Even if John didn’t mention Mary’s name in the list first, we know how Jesus felt about her. He was profoundly pleased that her first love in life was to sit at his feet and drink in his words. She would also be the one to comfort him and bless him with the outpouring of her perfume as his impending crucifixion loomed. He prophesied that her ministering act would be forever remembered and it has been.
Of Lazarus, we don’t know much, but if we did it would all pale in light of what happened in this chapter. He became very ill. “So the sisters sent word to Jesus, ‘Lord, the one you love is sick’” (John 11:3). We know what happened next … nothing … at least for two more days. Jesus stayed where he was.
At last, he told his disciples it was time to go back. “Our friend Lazarus has fallen asleep; but I am going there to wake him up.” Of course, they didn’t understand and Jesus had to be more direct. “Lazarus is dead.” By the time they arrived, he’d been in the tomb four days and his house was overrun with mourners.

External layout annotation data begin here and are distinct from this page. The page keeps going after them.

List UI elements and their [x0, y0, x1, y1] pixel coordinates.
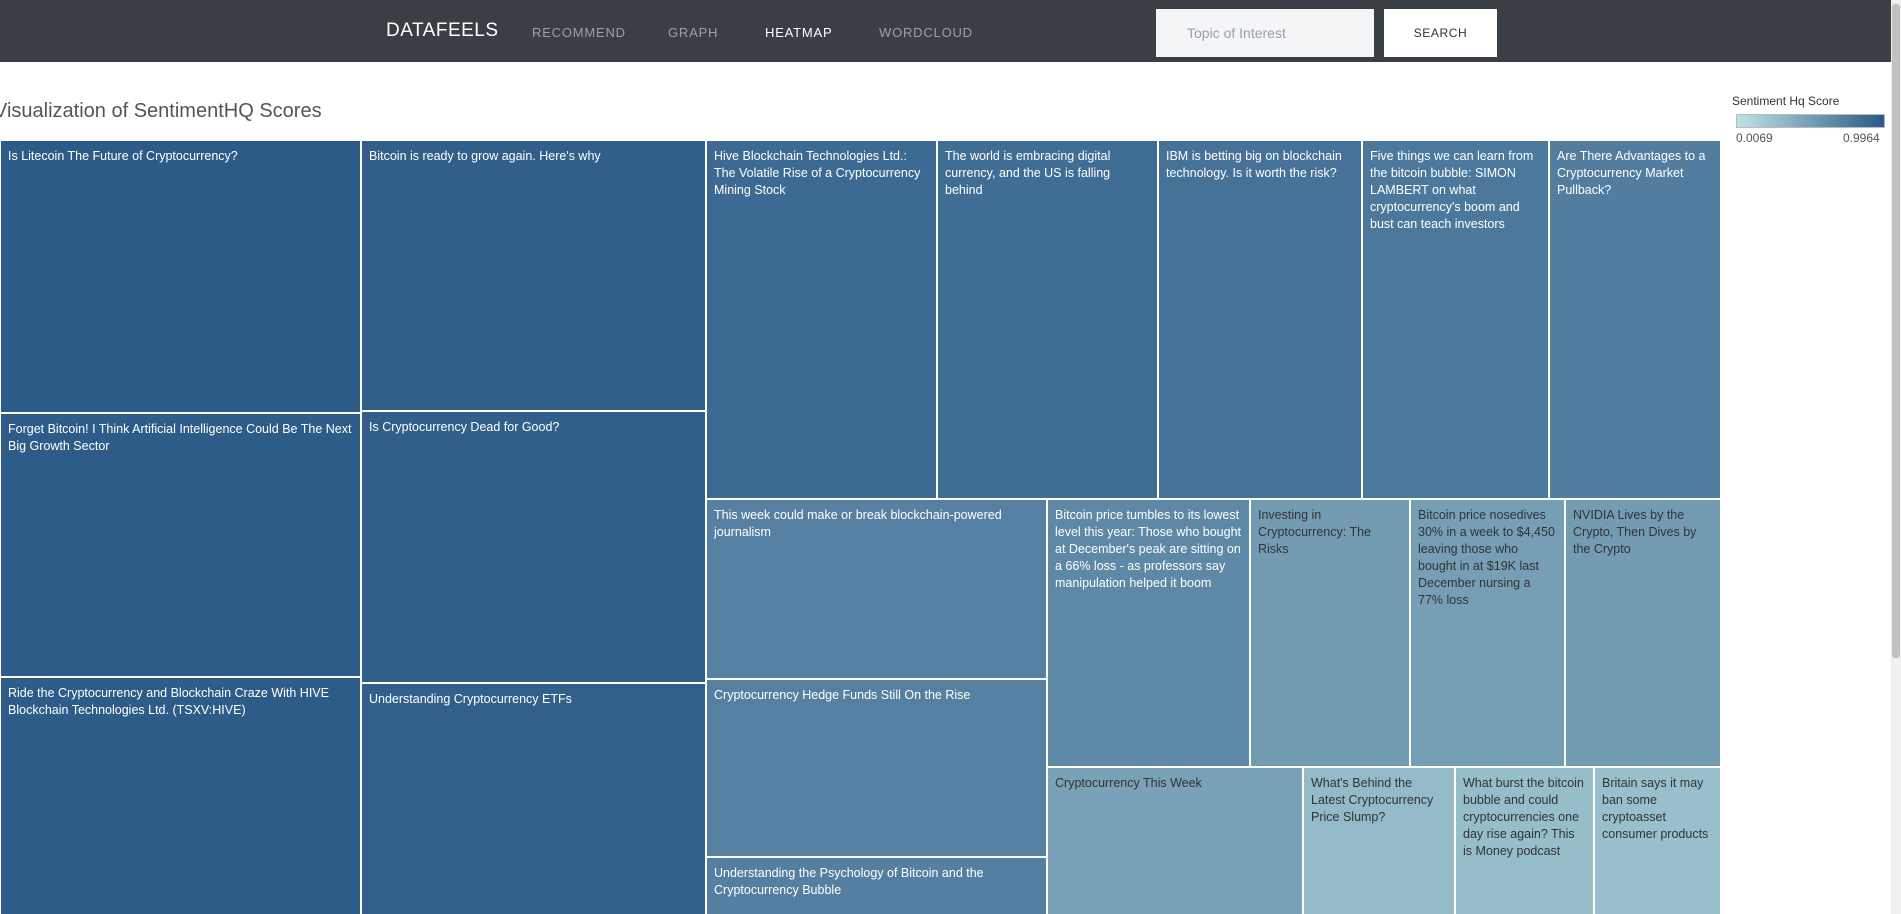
- treemap-cell-label: What's Behind the Latest Cryptocurrency …: [1311, 776, 1434, 824]
- treemap-cell-label: Cryptocurrency Hedge Funds Still On the …: [714, 688, 971, 702]
- nav-wordcloud[interactable]: WORDCLOUD: [879, 25, 973, 40]
- nav-recommend[interactable]: RECOMMEND: [532, 25, 626, 40]
- treemap-cell-label: The world is embracing digital currency,…: [945, 149, 1111, 197]
- legend-color-scale: [1736, 114, 1885, 128]
- treemap-cell[interactable]: Cryptocurrency This Week: [1047, 767, 1303, 914]
- treemap-cell[interactable]: Britain says it may ban some cryptoasset…: [1594, 767, 1721, 914]
- treemap-cell[interactable]: Is Cryptocurrency Dead for Good?: [361, 411, 706, 683]
- treemap-cell-label: Britain says it may ban some cryptoasset…: [1602, 776, 1709, 841]
- search-button[interactable]: SEARCH: [1384, 9, 1497, 57]
- treemap-cell-label: Understanding the Psychology of Bitcoin …: [714, 866, 984, 897]
- treemap-cell-label: Investing in Cryptocurrency: The Risks: [1258, 508, 1372, 556]
- treemap-cell[interactable]: Are There Advantages to a Cryptocurrency…: [1549, 140, 1721, 499]
- top-navbar: DATAFEELS RECOMMEND GRAPH HEATMAP WORDCL…: [0, 0, 1901, 62]
- treemap-cell[interactable]: Hive Blockchain Technologies Ltd.: The V…: [706, 140, 937, 499]
- treemap-cell-label: IBM is betting big on blockchain technol…: [1166, 149, 1342, 180]
- treemap-cell[interactable]: Bitcoin price nosedives 30% in a week to…: [1410, 499, 1565, 767]
- treemap-cell-label: Five things we can learn from the bitcoi…: [1370, 149, 1534, 231]
- treemap-cell-label: Ride the Cryptocurrency and Blockchain C…: [8, 686, 329, 717]
- brand-logo[interactable]: DATAFEELS: [386, 20, 499, 41]
- legend-title: Sentiment Hq Score: [1732, 94, 1840, 108]
- treemap-cell-label: What burst the bitcoin bubble and could …: [1463, 776, 1584, 858]
- treemap-cell[interactable]: Five things we can learn from the bitcoi…: [1362, 140, 1549, 499]
- treemap-cell[interactable]: The world is embracing digital currency,…: [937, 140, 1158, 499]
- treemap-cell[interactable]: Cryptocurrency Hedge Funds Still On the …: [706, 679, 1047, 857]
- treemap-cell-label: Understanding Cryptocurrency ETFs: [369, 692, 572, 706]
- treemap-cell[interactable]: Understanding Cryptocurrency ETFs: [361, 683, 706, 914]
- treemap-cell[interactable]: Forget Bitcoin! I Think Artificial Intel…: [0, 413, 361, 677]
- treemap-cell[interactable]: Is Litecoin The Future of Cryptocurrency…: [0, 140, 361, 413]
- treemap-cell-label: NVIDIA Lives by the Crypto, Then Dives b…: [1573, 508, 1697, 556]
- viz-title: Visualization of SentimentHQ Scores: [0, 100, 322, 122]
- treemap-cell-label: Is Litecoin The Future of Cryptocurrency…: [8, 149, 238, 163]
- treemap-cell[interactable]: What's Behind the Latest Cryptocurrency …: [1303, 767, 1455, 914]
- treemap-cell-label: Bitcoin price nosedives 30% in a week to…: [1418, 508, 1555, 607]
- treemap-cell[interactable]: Ride the Cryptocurrency and Blockchain C…: [0, 677, 361, 914]
- treemap-cell-label: Bitcoin price tumbles to its lowest leve…: [1055, 508, 1241, 590]
- nav-graph[interactable]: GRAPH: [668, 25, 719, 40]
- treemap-cell-label: Is Cryptocurrency Dead for Good?: [369, 420, 560, 434]
- treemap-heatmap: Is Litecoin The Future of Cryptocurrency…: [0, 140, 1721, 914]
- treemap-cell[interactable]: This week could make or break blockchain…: [706, 499, 1047, 679]
- search-input[interactable]: [1156, 9, 1374, 57]
- nav-heatmap[interactable]: HEATMAP: [765, 25, 833, 40]
- scrollbar-thumb[interactable]: [1892, 4, 1900, 658]
- legend-max-value: 0.9964: [1843, 131, 1880, 145]
- treemap-cell-label: Forget Bitcoin! I Think Artificial Intel…: [8, 422, 352, 453]
- treemap-cell[interactable]: Understanding the Psychology of Bitcoin …: [706, 857, 1047, 914]
- treemap-cell[interactable]: Investing in Cryptocurrency: The Risks: [1250, 499, 1410, 767]
- treemap-cell[interactable]: IBM is betting big on blockchain technol…: [1158, 140, 1362, 499]
- treemap-cell[interactable]: NVIDIA Lives by the Crypto, Then Dives b…: [1565, 499, 1721, 767]
- treemap-cell[interactable]: Bitcoin price tumbles to its lowest leve…: [1047, 499, 1250, 767]
- treemap-cell-label: Bitcoin is ready to grow again. Here's w…: [369, 149, 601, 163]
- treemap-cell-label: Are There Advantages to a Cryptocurrency…: [1557, 149, 1706, 197]
- legend-min-value: 0.0069: [1736, 131, 1773, 145]
- treemap-cell[interactable]: What burst the bitcoin bubble and could …: [1455, 767, 1594, 914]
- treemap-cell-label: This week could make or break blockchain…: [714, 508, 1002, 539]
- treemap-cell-label: Cryptocurrency This Week: [1055, 776, 1202, 790]
- treemap-cell[interactable]: Bitcoin is ready to grow again. Here's w…: [361, 140, 706, 411]
- treemap-cell-label: Hive Blockchain Technologies Ltd.: The V…: [714, 149, 921, 197]
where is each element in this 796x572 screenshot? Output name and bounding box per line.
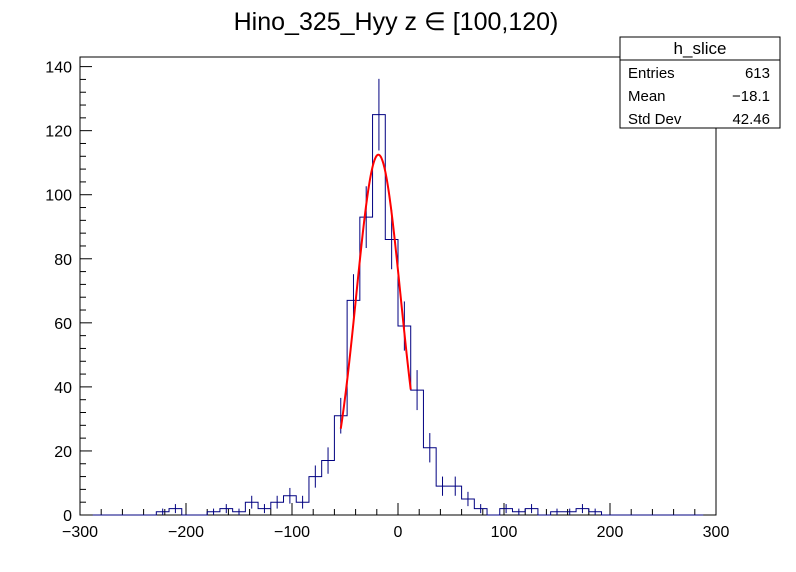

“When Martha heard that Jesus was coming, she went out to meet him, but Mary stayed at home” (John 11:20). I picture Martha loaded for bear … angry … once again in her take-charge persona. But the first word out of her mouth is “Lord …” It is a word of submission and recognition of his position, and no doubt wracked with grief. What follows is a remarkable exchange … Martha expressing complete faith in Jesus and Jesus offering comfort and the promise of resurrection. At this, she calls her sister Mary to come. “The Teacher is here and is asking for you.”
Mary’s first words to Jesus are identical to her sister’s. “Lord, if you had been here, my brother would not have died.” These two women, so different in personality, are alike in their reaction to Jesus. They trusted his love for them and Lazarus, believed in his power and that he was the Christ. Together, they watched Jesus weep. Together, their lives had intermingled to demonstrate the beauty of grace received and service given. And now, the metaphor of the household in Bethany was to be completed with Christ’s remedy for the human condition … death and resurrection.
It could be argued that unlike Moses and Isaiah and Job, Lazarus’ death was quite literal and involuntary. It’s true, but his death is illustrative of more than physical resurrection. Could anyone doubt that Lazarus and all the witnesses at his tomb saw the glory of God that day and were changed forever in that encounter?
Jesus said, “Did I not tell you that if you believed, you would see the glory of God” (John 11:40)? Seeing the glory of God leads to a very good death. It is the end of Self and the beginning of his life in us. Moses longed for it because he was God’s friend. Isaiah was silenced and cleansed by it. Job’s final abandonment of his old life gave him a second life once he saw God. And Lazarus? His death proved Jesus’ mission was to call us out of a destiny of decay and prepare us for eternity as God’s sons and daughters.
Some of us, like Lazarus, have been waiting for Jesus to arrive and prevent the death. That’s where I have been for a long while. I’m not so brave as Moses. Climbing a mountain to see God and die seems more than I can do.
Recently, a friend said to me that God would provide in an area of my life if I would give it up to him. She said, “He wants to know if you will let him.” I want to, but opening this claw I have seems so impossible. My will would have to die.
Maybe like me you have been hoping for a healing instead. Like me, you may be distraught, even grieved, that he has not come yet. Perhaps he has more in mind for us than healing. Maybe he is bent on resurrection … but we know what has to come first.
Death is so very hard and none of us wants to die, to voluntarily walk into the chamber of death and lay our wills down to sleep. If we thought we had signed up for a safe eternity and a preservation of ourselves, this seems far too dangerous. But when we are looking for the Lord of Love and long for him more than anything, our dying is inevitable and even becomes mysteriously preferable. We repent not for what we have done, but of who we are. It’s a time for letting go of the life we cling to so tightly. It’s a time for our remaking. It’s our Sabbath and our rest and it’s also the prelude to our resurrection.